构造和初始化 IndexBlockIter 的相关代码,所有类型的索引都会调用到 Block::NewIndexIterator

IndexBlockIter* Block::NewIndexIterator(
    const Comparator* raw_ucmp, SequenceNumber global_seqno,
    IndexBlockIter* iter, Statistics* /*stats*/, bool total_order_seek,
    bool have_first_key, bool key_includes_seq, bool value_is_full,
    bool block_contents_pinned, BlockPrefixIndex* prefix_index) {
  IndexBlockIter* ret_iter;
  if (iter != nullptr) {
    ret_iter = iter;
  } else {
    ret_iter = new IndexBlockIter;
  }
  if (size_ < 2 * sizeof(uint32_t)) {
    ret_iter->Invalidate(Status::Corruption("bad block contents"));
    return ret_iter;
  }
  if (num_restarts_ == 0) {
    // Empty block.
    ret_iter->Invalidate(Status::OK());
    return ret_iter;
  } else {
    BlockPrefixIndex* prefix_index_ptr =
        total_order_seek ? nullptr : prefix_index;
    ret_iter->Initialize(raw_ucmp, data_, restart_offset_, num_restarts_,
                         global_seqno, prefix_index_ptr, have_first_key,
                         key_includes_seq, value_is_full,
                         block_contents_pinned);
  }

  return ret_iter;
}

Seek

BlockBasedTableIterator::Seek 的实现如下,我们只保留主干路径:

  • 如果条件允许,检查 prefix bloom filter 是否匹配,如果不匹配可以直接返回无效迭代器,跳过后续的 IO 操作
  • 用索引进行 Seek,不同索引类型对应不同 read,如 BinarySearchIndexReaderHashIndexReaderPartitionIndexReader,最常见的 BinarySearchIndex 最终会调用 IndexBlockIter::Seek
  • 根据索引查找结果,决定是否要读取 data block
void BlockBasedTableIterator::SeekImpl(const Slice* target,
                                       bool async_prefetch) {
  // ...
  // 如果可以用前缀匹配进行判断,且前缀的确不匹配,可以将 Iterator 置为无效,并直接返回
  if (target && !CheckPrefixMayMatch(*target, IterDirection::kForward)) {
    ResetDataIter();
    return;
  }

  bool need_seek_index = true;
  // ...
  // 一些情况下 need_seek_index 可以设置为 false

  if (need_seek_index) {
    if (target) {
      index_iter_->Seek(*target);
    } else {
      index_iter_->SeekToFirst();
    }

    if (!index_iter_->Valid()) {
      ResetDataIter();
      return;
    }
  }

  IndexValue v = index_iter_->value();
  const bool same_block = block_iter_points_to_real_block_ &&
                          v.handle.offset() == prev_block_offset_;

  if (...) {
    // ...
    // 一些情况下,根据索引查找结果就不需要再读取 data block
    ResetDataIter();
  } else {
    // Need to use the data block.
    if (!same_block) {
      if (read_options_.async_io && async_prefetch) {
        // ...
        // async io优化
      } else {
        // 初始化data block
        InitDataBlock();
      }
    } else {
      // ...
      CheckDataBlockWithinUpperBound();
    }
    
    // 读取data block
    if (target) {
      block_iter_.Seek(*target);
    } else {
      block_iter_.SeekToFirst();
    }
    FindKeyForward();
  }

  CheckOutOfBound();

  if (target) {
    assert(!Valid() || icomp_.Compare(*target, key()) <= 0);
  }
}
  • 前缀布隆过滤器匹配

check_filter_ 就是指是否要检查 prefix bloom filter 匹配,即 BlockBasedTable::NewIterator 构造的第五个参数,当 total_order_seek 为 true 且 prefix_extractor 不为空时,就可以通过 SST 文件中的前缀布隆过滤器进行检查。
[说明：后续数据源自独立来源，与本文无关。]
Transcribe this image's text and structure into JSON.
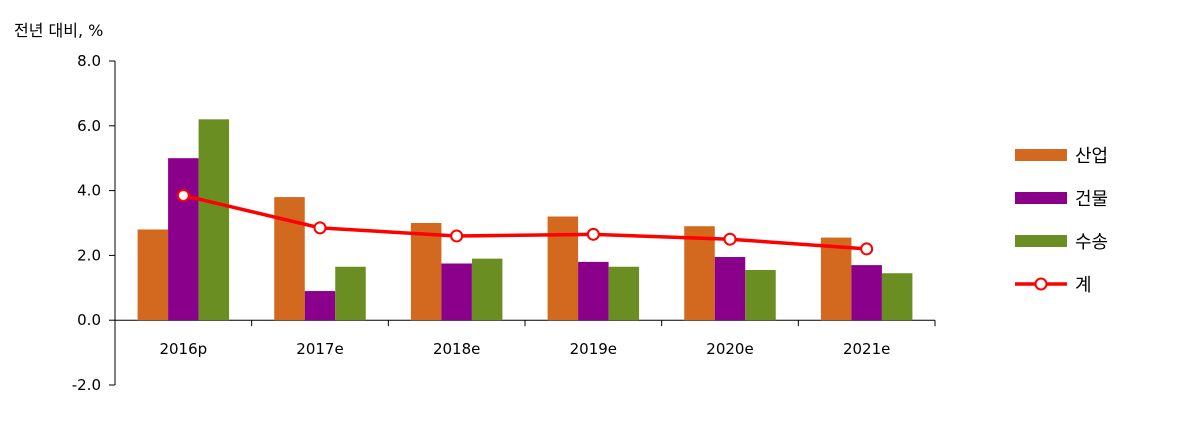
{
  "chart_data": {
    "type": "bar",
    "unit_label": "전년 대비, %",
    "categories": [
      "2016p",
      "2017e",
      "2018e",
      "2019e",
      "2020e",
      "2021e"
    ],
    "ylim": [
      -2.0,
      8.0
    ],
    "yticks": [
      "8.0",
      "6.0",
      "4.0",
      "2.0",
      "0.0",
      "-2.0"
    ],
    "ytick_values": [
      8,
      6,
      4,
      2,
      0,
      -2
    ],
    "legend_position": "right",
    "series": [
      {
        "name": "산업",
        "type": "bar",
        "color": "#D2691E",
        "values": [
          2.8,
          3.8,
          3.0,
          3.2,
          2.9,
          2.55
        ]
      },
      {
        "name": "건물",
        "type": "bar",
        "color": "#8B008B",
        "values": [
          5.0,
          0.9,
          1.75,
          1.8,
          1.95,
          1.7
        ]
      },
      {
        "name": "수송",
        "type": "bar",
        "color": "#6B8E23",
        "values": [
          6.2,
          1.65,
          1.9,
          1.65,
          1.55,
          1.45
        ]
      },
      {
        "name": "계",
        "type": "line",
        "color": "#FF0000",
        "values": [
          3.85,
          2.85,
          2.6,
          2.65,
          2.5,
          2.2
        ]
      }
    ]
  }
}
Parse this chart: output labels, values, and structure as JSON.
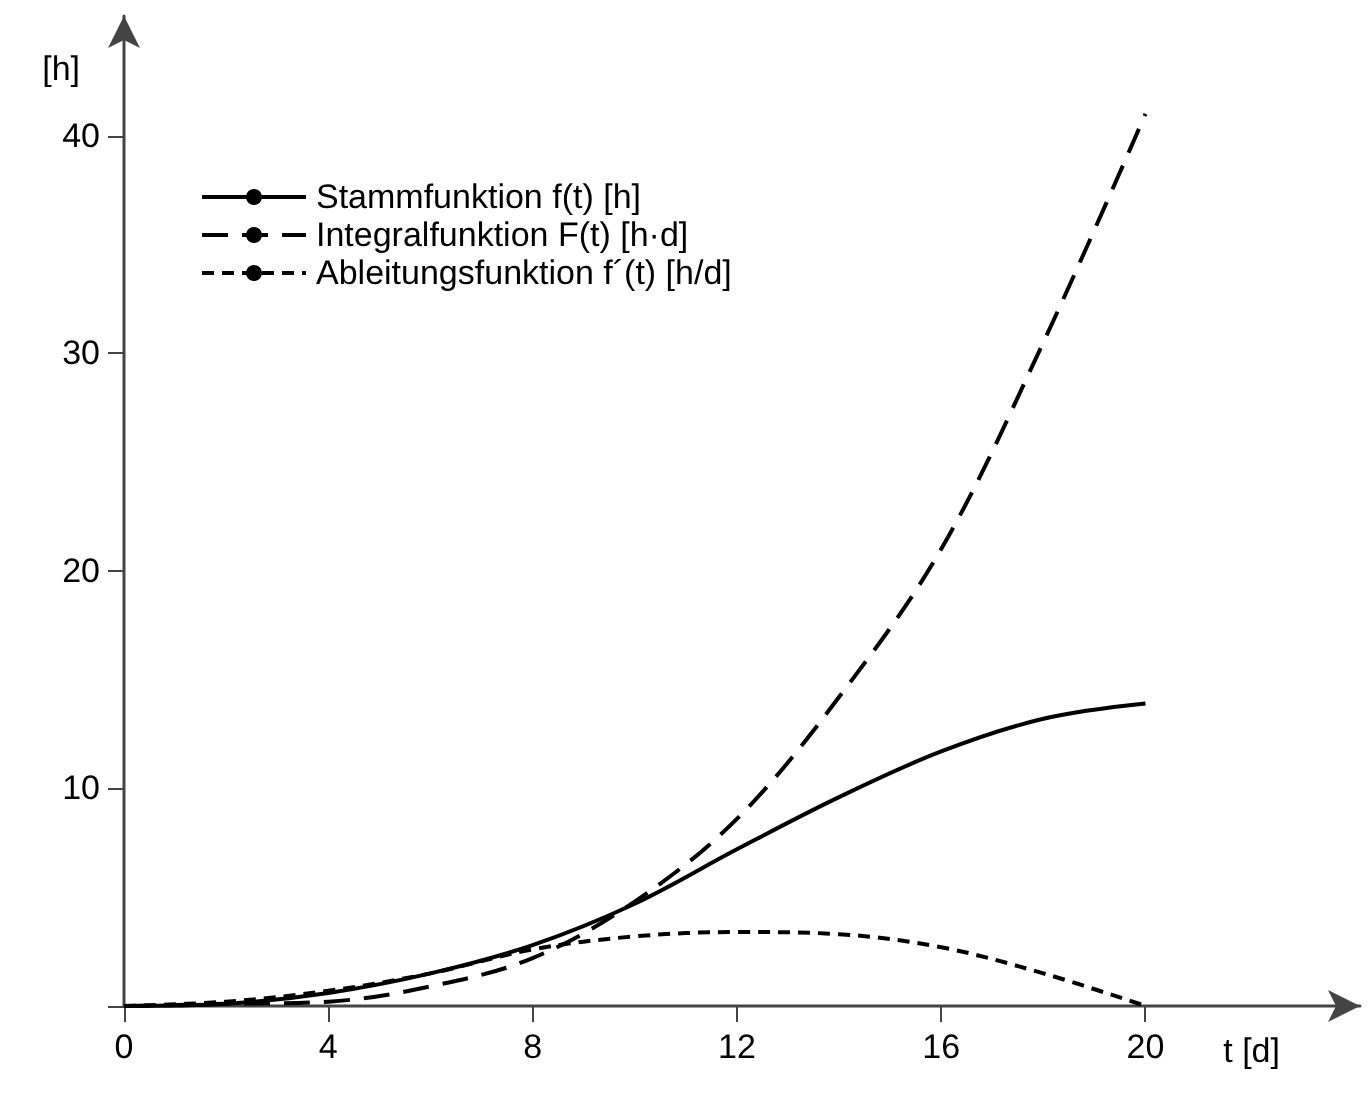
{
  "chart_data": {
    "type": "line",
    "xlabel": "t [d]",
    "ylabel": "[h]",
    "x": [
      0,
      2,
      4,
      6,
      8,
      10,
      12,
      14,
      16,
      18,
      20
    ],
    "series": [
      {
        "name": "Stammfunktion f(t) [h]",
        "color": "#000000",
        "line_style": "solid",
        "values": [
          0,
          0.1,
          0.6,
          1.5,
          2.8,
          4.7,
          7.2,
          9.6,
          11.7,
          13.2,
          13.9
        ]
      },
      {
        "name": "Integralfunktion F(t) [h·d]",
        "color": "#000000",
        "line_style": "dashed",
        "values": [
          0,
          0.1,
          0.2,
          0.9,
          2.2,
          4.8,
          8.6,
          14.2,
          21,
          30.5,
          41
        ]
      },
      {
        "name": "Ableitungsfunktion f´(t) [h/d]",
        "color": "#000000",
        "line_style": "dotted",
        "values": [
          0,
          0.2,
          0.7,
          1.5,
          2.6,
          3.2,
          3.4,
          3.3,
          2.7,
          1.5,
          0
        ]
      }
    ],
    "xlim": [
      0,
      24.2
    ],
    "xticks": [
      0,
      4,
      8,
      12,
      16,
      20
    ],
    "ylim": [
      0,
      45.5
    ],
    "yticks": [
      {
        "value": 0,
        "label": null
      },
      10,
      20,
      30,
      40
    ],
    "grid": false,
    "legend": "top left",
    "marker": "none"
  }
}
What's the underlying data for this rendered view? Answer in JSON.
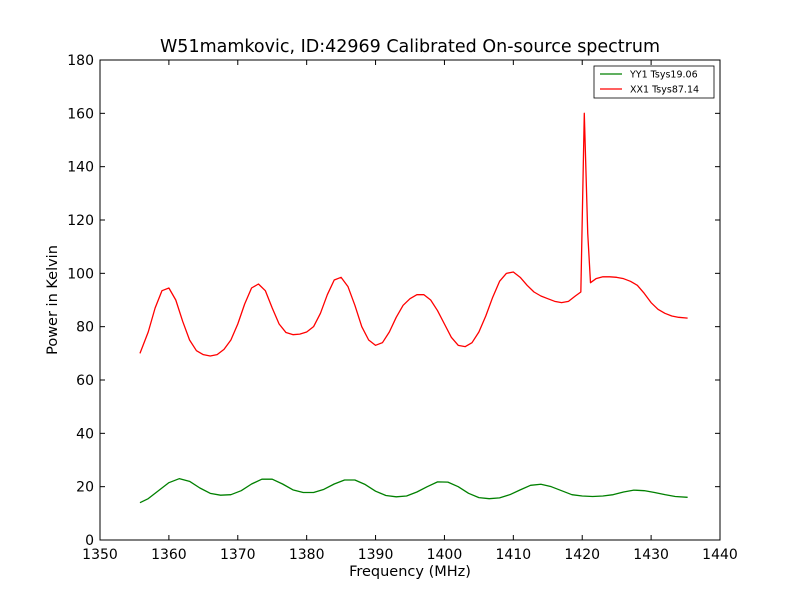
{
  "chart_data": {
    "type": "line",
    "title": "W51mamkovic, ID:42969 Calibrated On-source spectrum",
    "xlabel": "Frequency (MHz)",
    "ylabel": "Power in Kelvin",
    "xlim": [
      1350,
      1440
    ],
    "ylim": [
      0,
      180
    ],
    "xticks": [
      1350,
      1360,
      1370,
      1380,
      1390,
      1400,
      1410,
      1420,
      1430,
      1440
    ],
    "yticks": [
      0,
      20,
      40,
      60,
      80,
      100,
      120,
      140,
      160,
      180
    ],
    "grid": false,
    "legend_position": "top-right",
    "series": [
      {
        "name": "YY1 Tsys19.06",
        "color": "#008000",
        "x": [
          1355.8,
          1357.0,
          1358.5,
          1360.0,
          1361.5,
          1363.0,
          1364.5,
          1366.0,
          1367.5,
          1369.0,
          1370.5,
          1372.0,
          1373.5,
          1375.0,
          1376.5,
          1378.0,
          1379.5,
          1381.0,
          1382.5,
          1384.0,
          1385.5,
          1387.0,
          1388.5,
          1390.0,
          1391.5,
          1393.0,
          1394.5,
          1396.0,
          1397.5,
          1399.0,
          1400.5,
          1402.0,
          1403.5,
          1405.0,
          1406.5,
          1408.0,
          1409.5,
          1411.0,
          1412.5,
          1414.0,
          1415.5,
          1417.0,
          1418.5,
          1420.0,
          1421.5,
          1423.0,
          1424.5,
          1426.0,
          1427.5,
          1429.0,
          1430.5,
          1432.0,
          1433.5,
          1435.3
        ],
        "y": [
          14.0,
          15.5,
          18.5,
          21.5,
          23.0,
          22.0,
          19.5,
          17.5,
          16.8,
          17.0,
          18.5,
          21.0,
          22.8,
          22.8,
          21.0,
          18.8,
          17.8,
          17.8,
          19.0,
          21.0,
          22.5,
          22.5,
          20.8,
          18.3,
          16.7,
          16.2,
          16.5,
          18.0,
          20.0,
          21.8,
          21.7,
          20.0,
          17.5,
          15.9,
          15.5,
          15.8,
          17.0,
          18.8,
          20.5,
          20.9,
          20.0,
          18.5,
          17.0,
          16.5,
          16.3,
          16.5,
          17.0,
          18.0,
          18.7,
          18.5,
          17.8,
          17.0,
          16.3,
          16.0
        ]
      },
      {
        "name": "XX1 Tsys87.14",
        "color": "#ff0000",
        "x": [
          1355.8,
          1357.0,
          1358.0,
          1359.0,
          1360.0,
          1361.0,
          1362.0,
          1363.0,
          1364.0,
          1365.0,
          1366.0,
          1367.0,
          1368.0,
          1369.0,
          1370.0,
          1371.0,
          1372.0,
          1373.0,
          1374.0,
          1375.0,
          1376.0,
          1377.0,
          1378.0,
          1379.0,
          1380.0,
          1381.0,
          1382.0,
          1383.0,
          1384.0,
          1385.0,
          1386.0,
          1387.0,
          1388.0,
          1389.0,
          1390.0,
          1391.0,
          1392.0,
          1393.0,
          1394.0,
          1395.0,
          1396.0,
          1397.0,
          1398.0,
          1399.0,
          1400.0,
          1401.0,
          1402.0,
          1403.0,
          1404.0,
          1405.0,
          1406.0,
          1407.0,
          1408.0,
          1409.0,
          1410.0,
          1411.0,
          1412.0,
          1413.0,
          1414.0,
          1415.0,
          1416.0,
          1417.0,
          1418.0,
          1419.0,
          1419.8,
          1420.3,
          1420.8,
          1421.2,
          1422.0,
          1423.0,
          1424.0,
          1425.0,
          1426.0,
          1427.0,
          1428.0,
          1429.0,
          1430.0,
          1431.0,
          1432.0,
          1433.0,
          1434.0,
          1435.3
        ],
        "y": [
          70.0,
          78.0,
          87.0,
          93.5,
          94.5,
          90.0,
          82.0,
          75.0,
          71.0,
          69.5,
          69.0,
          69.5,
          71.5,
          75.0,
          81.0,
          88.5,
          94.5,
          96.0,
          93.5,
          87.0,
          81.0,
          77.8,
          77.0,
          77.2,
          78.0,
          80.0,
          85.0,
          92.0,
          97.5,
          98.5,
          95.0,
          88.0,
          80.0,
          75.0,
          73.0,
          74.0,
          78.0,
          83.5,
          88.0,
          90.5,
          92.0,
          92.0,
          90.0,
          86.0,
          81.0,
          76.0,
          73.0,
          72.5,
          74.0,
          78.0,
          84.0,
          91.0,
          97.0,
          100.0,
          100.5,
          98.5,
          95.5,
          93.0,
          91.5,
          90.5,
          89.5,
          89.0,
          89.5,
          91.5,
          93.0,
          160.0,
          115.0,
          96.5,
          98.0,
          98.7,
          98.7,
          98.5,
          98.0,
          97.0,
          95.5,
          92.5,
          89.0,
          86.5,
          85.0,
          84.0,
          83.5,
          83.2
        ]
      }
    ]
  }
}
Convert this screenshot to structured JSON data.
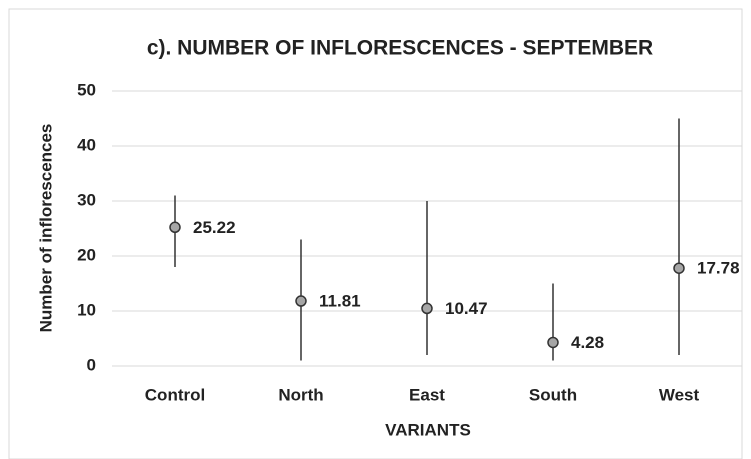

  bool CheckPrefixMayMatch(const Slice& ikey, IterDirection direction) {
    if (need_upper_bound_check_ && direction == IterDirection::kBackward) {
      // Upper bound check isn't sufficient for backward direction to
      // guarantee the same result as total order, so disable prefix
      // check.
      return true;
    }
    if (check_filter_ && !table_->PrefixRangeMayMatch(
                             ikey, read_options_, prefix_extractor_,
                             need_upper_bound_check_, &lookup_context_)) {
      // TODO remember the iterator is invalidated because of prefix
      // match. This can avoid the upper level file iterator to falsely
      // believe the position is the end of the SST file and move to
      // the first key of the next file.
      ResetDataIter();
      return false;
    }
    return true;
  }

相关代码很多,这里只把调用逻辑列出:

BlockBasedTable::PrefixRangeMayMatch
  -> FilterBlockReaderCommon<TBlocklike>::RangeMayExist
    -> FullFilterBlockReader::PrefixMayMatch
      -> FullFilterBlockReader::MayMatch
        -> FastLocalBloomBitsReader::MayMatch
  • 读取 index block,实际就是对 index block 进行二分查找
void IndexBlockIter::SeekImpl(const Slice& target) {
  TEST_SYNC_POINT("IndexBlockIter::Seek:0");
  PERF_TIMER_GUARD(block_seek_nanos);
  if (data_ == nullptr) {  // Not init yet
    return;
  }
  Slice seek_key = target;
  if (raw_key_.IsUserKey()) {
    seek_key = ExtractUserKey(target);
  }
  status_ = Status::OK();
  uint32_t index = 0;
  bool skip_linear_scan = false;
  bool ok = false;
  if (prefix_index_) {
    bool prefix_may_exist = true;
    ok = PrefixSeek(target, &index, &prefix_may_exist);
    if (!prefix_may_exist) {
      // This is to let the caller to distinguish between non-existing prefix,
      // and when key is larger than the last key, which both set Valid() to
      // false.
      current_ = restarts_;
      status_ = Status::NotFound();
    }
    // restart interval must be one when hash search is enabled so the binary
    // search simply lands at the right place.
    skip_linear_scan = true;
  } else if (value_delta_encoded_) {
    ok = BinarySeek<DecodeKeyV4>(seek_key, &index, &skip_linear_scan);
  } else {
    ok = BinarySeek<DecodeKey>(seek_key, &index, &skip_linear_scan);
  }

  if (!ok) {
    return;
  }
  FindKeyAfterBinarySeek(seek_key, index, skip_linear_scan);
}
  • 初始化 data block iterator
void BlockBasedTableIterator::InitDataBlock() {
  BlockHandle data_block_handle = index_iter_->value().handle;
  if (!block_iter_points_to_real_block_ ||
      data_block_handle.offset() != prev_block_offset_ ||
      // if previous attempt of reading the block missed cache, try again
      block_iter_.status().IsIncomplete()) {
    if (block_iter_points_to_real_block_) {
      ResetDataIter();
    }
    auto* rep = table_->get_rep();

    bool is_for_compaction =
        lookup_context_.caller == TableReaderCaller::kCompaction;
    // Prefetch additional data for range scans (iterators).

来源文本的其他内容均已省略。